The players on stage—seventh graders Nicole Eike, Adam Janse and freshman Julia Wong—perform their actions in reverse as their teammates watch, dissolving in laughter.

During an after-school rehearsal on Jan. 9, members of the Unified Pun Agency, UPA’s inaugural ComedySportz team, learned and ran through games they performed in their match on Jan. 18.

In “Forward/Reverse,” the game Eike, Janse and Wong modeled, “the referee sends the scene back and forth at will, as though scanning a scene in a DVD, sending the athletes into a frenzy,” according to CSz Worldwide, the official website for ComedySportz.

“The referee blows a whistle when he or she thinks that we did something funny,” Eike said. “Then, we have to do it in reverse and it’s really fun.”

In ComedySportz, a form of improvisational comedy, two teams play and perform selected games for the audience’s laughter and for points as well.

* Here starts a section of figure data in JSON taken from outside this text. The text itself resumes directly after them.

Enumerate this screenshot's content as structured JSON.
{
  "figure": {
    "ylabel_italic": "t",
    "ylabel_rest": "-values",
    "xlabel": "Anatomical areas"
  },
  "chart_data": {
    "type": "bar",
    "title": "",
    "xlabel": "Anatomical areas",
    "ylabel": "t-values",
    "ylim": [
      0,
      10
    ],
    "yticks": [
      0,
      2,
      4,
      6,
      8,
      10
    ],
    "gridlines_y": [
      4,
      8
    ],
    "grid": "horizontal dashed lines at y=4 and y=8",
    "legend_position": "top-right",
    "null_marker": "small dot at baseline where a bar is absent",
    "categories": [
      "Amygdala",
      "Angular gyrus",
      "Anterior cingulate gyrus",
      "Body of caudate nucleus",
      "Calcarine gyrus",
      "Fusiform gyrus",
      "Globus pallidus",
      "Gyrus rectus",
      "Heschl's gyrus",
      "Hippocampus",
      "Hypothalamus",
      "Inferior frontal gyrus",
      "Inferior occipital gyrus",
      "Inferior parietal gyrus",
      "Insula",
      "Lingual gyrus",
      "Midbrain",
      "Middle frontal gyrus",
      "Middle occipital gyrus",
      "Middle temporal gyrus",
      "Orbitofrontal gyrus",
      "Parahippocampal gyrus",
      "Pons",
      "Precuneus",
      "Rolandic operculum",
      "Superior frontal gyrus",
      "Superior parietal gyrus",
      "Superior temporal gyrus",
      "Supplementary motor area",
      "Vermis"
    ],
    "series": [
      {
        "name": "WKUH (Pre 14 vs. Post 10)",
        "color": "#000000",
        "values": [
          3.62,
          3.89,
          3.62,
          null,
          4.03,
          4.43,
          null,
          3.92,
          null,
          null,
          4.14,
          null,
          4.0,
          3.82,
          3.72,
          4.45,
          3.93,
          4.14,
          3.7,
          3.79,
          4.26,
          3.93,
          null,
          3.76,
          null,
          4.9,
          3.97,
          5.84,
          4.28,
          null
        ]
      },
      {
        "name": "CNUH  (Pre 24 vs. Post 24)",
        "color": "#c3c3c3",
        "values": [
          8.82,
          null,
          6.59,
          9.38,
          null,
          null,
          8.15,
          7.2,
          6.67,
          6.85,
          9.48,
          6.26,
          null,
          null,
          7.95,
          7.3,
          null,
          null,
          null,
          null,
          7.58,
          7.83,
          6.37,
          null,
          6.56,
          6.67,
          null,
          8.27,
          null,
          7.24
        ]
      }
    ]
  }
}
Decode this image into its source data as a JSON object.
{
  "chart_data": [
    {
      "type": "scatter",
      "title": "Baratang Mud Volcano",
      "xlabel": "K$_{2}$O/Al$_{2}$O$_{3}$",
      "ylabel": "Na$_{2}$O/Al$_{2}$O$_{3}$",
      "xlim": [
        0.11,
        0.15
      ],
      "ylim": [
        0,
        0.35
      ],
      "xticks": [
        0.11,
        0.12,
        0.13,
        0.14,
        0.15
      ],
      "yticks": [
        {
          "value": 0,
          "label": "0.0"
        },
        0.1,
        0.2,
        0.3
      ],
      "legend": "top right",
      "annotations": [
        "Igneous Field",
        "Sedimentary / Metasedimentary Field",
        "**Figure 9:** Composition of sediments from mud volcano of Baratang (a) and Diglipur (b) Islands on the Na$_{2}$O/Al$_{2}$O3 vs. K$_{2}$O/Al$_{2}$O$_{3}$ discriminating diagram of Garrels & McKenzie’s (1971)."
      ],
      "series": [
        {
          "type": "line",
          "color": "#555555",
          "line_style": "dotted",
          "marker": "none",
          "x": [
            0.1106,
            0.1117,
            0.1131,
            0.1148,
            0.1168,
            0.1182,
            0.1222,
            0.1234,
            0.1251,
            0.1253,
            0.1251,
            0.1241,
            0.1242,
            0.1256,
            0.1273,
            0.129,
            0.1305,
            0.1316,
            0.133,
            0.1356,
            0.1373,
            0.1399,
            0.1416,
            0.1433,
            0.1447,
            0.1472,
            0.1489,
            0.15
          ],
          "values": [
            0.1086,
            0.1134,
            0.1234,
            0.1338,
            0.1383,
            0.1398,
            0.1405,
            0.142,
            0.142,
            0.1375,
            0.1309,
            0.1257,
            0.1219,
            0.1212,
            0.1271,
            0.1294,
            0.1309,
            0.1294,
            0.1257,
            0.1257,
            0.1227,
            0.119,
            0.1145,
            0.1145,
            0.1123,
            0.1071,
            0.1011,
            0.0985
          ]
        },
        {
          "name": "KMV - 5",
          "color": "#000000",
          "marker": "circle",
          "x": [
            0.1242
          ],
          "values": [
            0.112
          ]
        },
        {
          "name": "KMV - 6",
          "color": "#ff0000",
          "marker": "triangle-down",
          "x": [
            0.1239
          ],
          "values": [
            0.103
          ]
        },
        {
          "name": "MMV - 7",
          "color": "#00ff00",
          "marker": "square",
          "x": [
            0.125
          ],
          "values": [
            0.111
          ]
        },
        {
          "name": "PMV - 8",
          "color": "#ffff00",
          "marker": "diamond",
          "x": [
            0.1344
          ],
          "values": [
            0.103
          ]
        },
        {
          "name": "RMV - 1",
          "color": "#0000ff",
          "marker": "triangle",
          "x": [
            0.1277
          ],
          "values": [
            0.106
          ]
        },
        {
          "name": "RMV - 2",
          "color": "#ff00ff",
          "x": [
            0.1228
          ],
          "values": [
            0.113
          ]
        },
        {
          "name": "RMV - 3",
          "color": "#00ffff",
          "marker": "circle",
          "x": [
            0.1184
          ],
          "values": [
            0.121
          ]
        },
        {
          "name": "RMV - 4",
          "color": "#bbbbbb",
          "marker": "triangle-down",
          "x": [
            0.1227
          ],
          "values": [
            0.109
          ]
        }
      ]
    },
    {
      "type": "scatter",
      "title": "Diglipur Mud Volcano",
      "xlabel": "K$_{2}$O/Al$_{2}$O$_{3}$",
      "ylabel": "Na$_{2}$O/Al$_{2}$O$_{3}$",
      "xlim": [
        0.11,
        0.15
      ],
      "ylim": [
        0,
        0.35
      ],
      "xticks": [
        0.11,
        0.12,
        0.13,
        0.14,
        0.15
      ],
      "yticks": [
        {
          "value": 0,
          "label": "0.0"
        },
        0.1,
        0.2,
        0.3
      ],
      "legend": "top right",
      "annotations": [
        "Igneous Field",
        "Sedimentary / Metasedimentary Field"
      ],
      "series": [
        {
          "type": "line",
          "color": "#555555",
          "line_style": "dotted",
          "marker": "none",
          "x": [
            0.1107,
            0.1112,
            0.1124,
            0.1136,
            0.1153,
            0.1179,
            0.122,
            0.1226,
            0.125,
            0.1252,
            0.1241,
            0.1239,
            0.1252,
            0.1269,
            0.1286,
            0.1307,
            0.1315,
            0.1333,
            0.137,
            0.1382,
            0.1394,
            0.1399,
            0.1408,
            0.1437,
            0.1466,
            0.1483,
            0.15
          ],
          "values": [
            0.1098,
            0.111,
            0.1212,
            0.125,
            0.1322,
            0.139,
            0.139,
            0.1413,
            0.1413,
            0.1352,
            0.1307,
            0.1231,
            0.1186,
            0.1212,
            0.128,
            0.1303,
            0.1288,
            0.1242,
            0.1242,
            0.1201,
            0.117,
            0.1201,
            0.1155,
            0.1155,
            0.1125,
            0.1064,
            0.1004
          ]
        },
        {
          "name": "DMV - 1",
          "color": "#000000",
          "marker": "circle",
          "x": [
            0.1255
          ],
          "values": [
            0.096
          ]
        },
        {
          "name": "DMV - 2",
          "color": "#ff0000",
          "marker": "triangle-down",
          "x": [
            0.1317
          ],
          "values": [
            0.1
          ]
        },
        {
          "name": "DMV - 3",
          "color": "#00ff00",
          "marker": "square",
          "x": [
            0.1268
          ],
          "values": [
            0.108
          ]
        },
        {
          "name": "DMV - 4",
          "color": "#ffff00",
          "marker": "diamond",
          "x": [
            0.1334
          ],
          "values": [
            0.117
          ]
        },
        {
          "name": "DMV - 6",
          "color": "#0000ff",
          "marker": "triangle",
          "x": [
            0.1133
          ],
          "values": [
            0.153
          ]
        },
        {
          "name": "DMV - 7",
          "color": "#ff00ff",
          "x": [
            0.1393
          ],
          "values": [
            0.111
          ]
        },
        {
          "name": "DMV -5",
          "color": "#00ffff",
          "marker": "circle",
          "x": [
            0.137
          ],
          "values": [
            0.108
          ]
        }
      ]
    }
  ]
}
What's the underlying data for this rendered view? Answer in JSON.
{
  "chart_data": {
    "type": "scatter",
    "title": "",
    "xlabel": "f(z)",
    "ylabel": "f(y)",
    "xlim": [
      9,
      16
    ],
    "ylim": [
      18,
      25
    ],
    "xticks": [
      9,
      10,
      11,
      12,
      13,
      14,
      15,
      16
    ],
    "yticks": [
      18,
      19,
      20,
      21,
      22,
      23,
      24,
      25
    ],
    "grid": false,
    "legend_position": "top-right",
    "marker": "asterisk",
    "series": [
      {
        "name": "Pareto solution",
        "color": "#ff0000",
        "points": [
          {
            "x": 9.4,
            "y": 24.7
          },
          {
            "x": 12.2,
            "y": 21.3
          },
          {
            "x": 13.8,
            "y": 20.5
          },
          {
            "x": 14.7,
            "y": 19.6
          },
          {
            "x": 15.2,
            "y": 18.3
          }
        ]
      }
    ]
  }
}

“You get to interact with the audience,” player freshman Blain Michael said. “You get to make jokes, and there isn’t a particular script you have to go by.”

The Unified Pun Agency is composed of the blue team and the red team, the Mischief Makers, which play against each other in matches at UPA. At matches against local high schools, high school players are collectively known as the Unified Pun Agency.

“Basically, it’s comedy not about sports, but it’s comedy that’s played as a sport,” drama and dance teacher Catherine Dietrich said. “One of the biggest things with ComedySportz is keeping the energy and the flow going of the show.”

As the teams create each scene on the spot, usually based on audience recommendations, a referee stands by to keep the match moving and call out fouls. According to Dietrich, the two types of fouls are the Groaner Foul and the Brown Bag Foul.

ComedySportz strives to uphold a higher level of comedy so if a groan-worthy pun is told, the referee will call the Groaner Foul, in which the offending player will have to issue an apology to the audience. If the audience does not accept the apology, the team loses a point.

The Brown Bag Foul is called when either an audience member or player says a sexist, racist or crude comment, and they must place a paper bag over their head for the remainder of the ongoing game.

Currently serving as a liaison between ComedySportz San Jose—the local chapter of CSz Worldwide—and UPA, Dietrich along with Welsh-Buck were responsible for planning and initially introducing the comedy show to interested students this school year.

“It was one of our drama assignments that we had to see a live show,” Janse said, “and the one that we’ve heard about was called ComedySportz. So I went there with my friends, and I really loved it. My teacher, Ms. Catherine, she started the idea of starting a league here, so once I heard about it, I knew that I wanted to join.”

It took Dietrich less than a year to establish the league at UPA, during which she negotiated with the administration, coordinated with Welsh-Buck and met with the Theater and Dance Boosters, taking them to watch a professional ComedySportz match in downtown San Jose.

Although UPA’s high school ComedySportz league is open to all grade levels, only high school students have the opportunity to compete against other high school teams from around the Bay Area.

After the final match at UPA on March 15, Dietrich said, high school players will participate in the league championship in late spring, most likely at the CSz Arena in downtown San Jose.

“What I love about ComedySportz most, and in the improv world in general, is the philosophy behind improv itself,” she said. “It is, I think, one of the most transformative things that I’ve ever run across and I’ve ever seen for people.”

The final match will be on March 15 at 7 p.m. in the Horton. Admission is $10 at the door.